При этом стремление к серьёзным обобщениям, к некой формульности не мешает Кушнеру подходить к любому предмету своей лирической рефлексии феноменологически: в ясене он стремится уяснить его «ясеневость» («ясень с листвой расстаётся / не так, как другие деревья»), в иве – её «ивовость». Человек же, «заброшенный» в мир, несмотря на «злонамеренный рок» (здесь слышится особенная, лёгкая, еле уловимая незлобивая кушнеровская ирония) и на то, что «смысла в истории нету», должен быть стоически благодарен
своей судьбе, ибо, говоря словами Мандельштама, «живущий несравним». Такой вот удивительный экзистенциальный оптимизм:
Я знаю, что век был двадцатый
кошмарен,
Но лучше, чем в первой его половине,
Я жил во второй – и судьбе благодарен
По эгоистической этой причине.
Природа у Кушнера питает культуру, а культура – природу. В одном гармоническом стихотворном ансамбле находится место и плакучей иве («Но до чего же плач её красив!»), напоминающей поэту «трагическую актрису», и «пламенному стилю и напористому» готической архитектуры, и «гнёздам, где жили шумные грачи», и «блеклым лучам», и «мокрым панелям», и Летнему саду, что «похож зимой на кладбище», и «блаженному стилю» Мандельштама. Мягкая подсветка «лирического нашего сюжета» придаёт психологическую достоверность даже, казалось бы, открыто риторическим восклицаниям (Кушнер относится к немногим современным поэтам, не боящимся быть уличёнными в избыточном пафосе), ибо восхищение что плачущей ивой, что родной страной проистекает из общего источника – не это ли и есть воспетая Львом Толстым «скрытая теплота патриотизма»:
Представь себе картину: все мазки
Чужой рукой написаны и краски.
Оригинал и копия близки,
Но Рафаэль на копии как в маске.
Понравится, но вряд ли восхитит,
Какою рамкой список ни украсьте.
Поэт своей страною дорожит,
Любя её и в горе, и в несчастье.
«Уральская» подборка Кушнера (тоже открывающая январский номер журнала) под названием «Летний сад зимой» созвучна петербургской. Заглавное стихотворение, как можно заметить, даже дублируется (обычно так делать не принято, но Кушнеру можно). Здесь мы тоже встречаем много знакомого: признание в любви к родному городу («Петербург мне милее Нью-Йорка»), фирменные кушнеровские «афоризмы» («Жизнь – это улица с односторонним движением», сразу вызывающее в памяти «Рай – это место, где Пушкин читает Толстого»), «списки» дорогих сердцу поэта предшественников (стихотворение «Все поэты, любимые мной…» явно апеллирует к знаменитому «Наши поэты»), мудрое жизнелюбие («Тучками на небе залюбоваться жемчужными, / К саду пройти, на скамью рядом с клёном присесть»), «простодушно»-риторические вопросы, на которые выводит напряжённое всматривание и «вмысливание» в окружающее («А пожалел ли хоть раз ты кариатиду? / Вот и тебя не жалеет созвездье Пса», «Или Рай вообще скучноват, / И к блаженству душа не готова?») – в общем, чутко уловленная и гармонически классично запечатлённая смычка светлой обыденности с «неземной архитектурой».

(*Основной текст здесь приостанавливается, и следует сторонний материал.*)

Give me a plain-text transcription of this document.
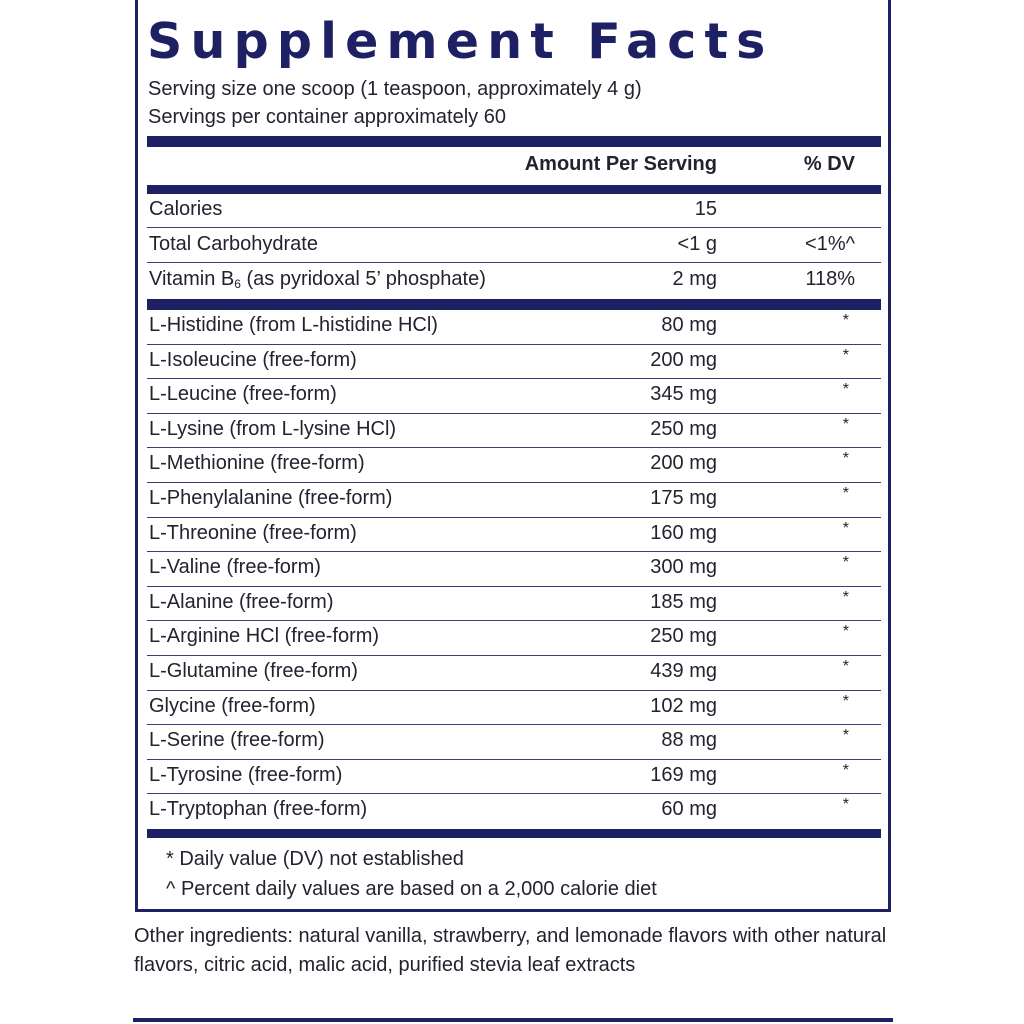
Supplement Facts
Serving size one scoop (1 teaspoon, approximately 4 g)
Servings per container approximately 60
Amount Per Serving	% DV
Calories	15
Total Carbohydrate	<1 g	<1%^
Vitamin $B_6$ (as pyridoxal 5’ phosphate)	2 mg	118%
L-Histidine (from L-histidine HCl)	80 mg	*
L-Isoleucine (free-form)	200 mg	*
L-Leucine (free-form)	345 mg	*
L-Lysine (from L-lysine HCl)	250 mg	*
L-Methionine (free-form)	200 mg	*
L-Phenylalanine (free-form)	175 mg	*
L-Threonine (free-form)	160 mg	*
L-Valine (free-form)	300 mg	*
L-Alanine (free-form)	185 mg	*
L-Arginine HCl (free-form)	250 mg	*
L-Glutamine (free-form)	439 mg	*
Glycine (free-form)	102 mg	*
L-Serine (free-form)	88 mg	*
L-Tyrosine (free-form)	169 mg	*
L-Tryptophan (free-form)	60 mg	*
* Daily value (DV) not established
^ Percent daily values are based on a 2,000 calorie diet
Other ingredients: natural vanilla, strawberry, and lemonade flavors with other natural flavors, citric acid, malic acid, purified stevia leaf extracts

В сентябре прошлого года Александр Кушнер отметил своё восьмидесятисемилетие. Праздник, правда, был слегка омрачён нелепой попыткой не самого высокого полёта стихотворцев «отменить» Кушнера, дискредитировав его значение для русской поэзии на том основании, что жил он, дескать, благополучней, чем иные петербургские литераторы (также Кушнеру в ходе развернувшейся дискуссии вменили «мизогонию» и «сходство с хорьком»). По итогу обсуждения «горе-отменители» (не будем делать им рекламу) «отменили» разве что самих себя. А самым лучшим и убедительным ответом злопыхателям остаются сами кушнеровские стихи – и старые (например, моё любимое «Танцует тот, кто не танцует…» 1962 года), и новые, в которые входишь как в любимое, проверенное временем уютное кафе и которые неторопливо пьёшь по строфе-глотку, как бодрящий утренний кофе, размышляя о том, что жизнь – при всей её хрупкости и скоротечности – прекрасна и удивительна. Стихи Кушнера не только удовлетворяют пресловутую «тоску по мировой культуре», но прекрасно избывают и обычную человеческую тоску.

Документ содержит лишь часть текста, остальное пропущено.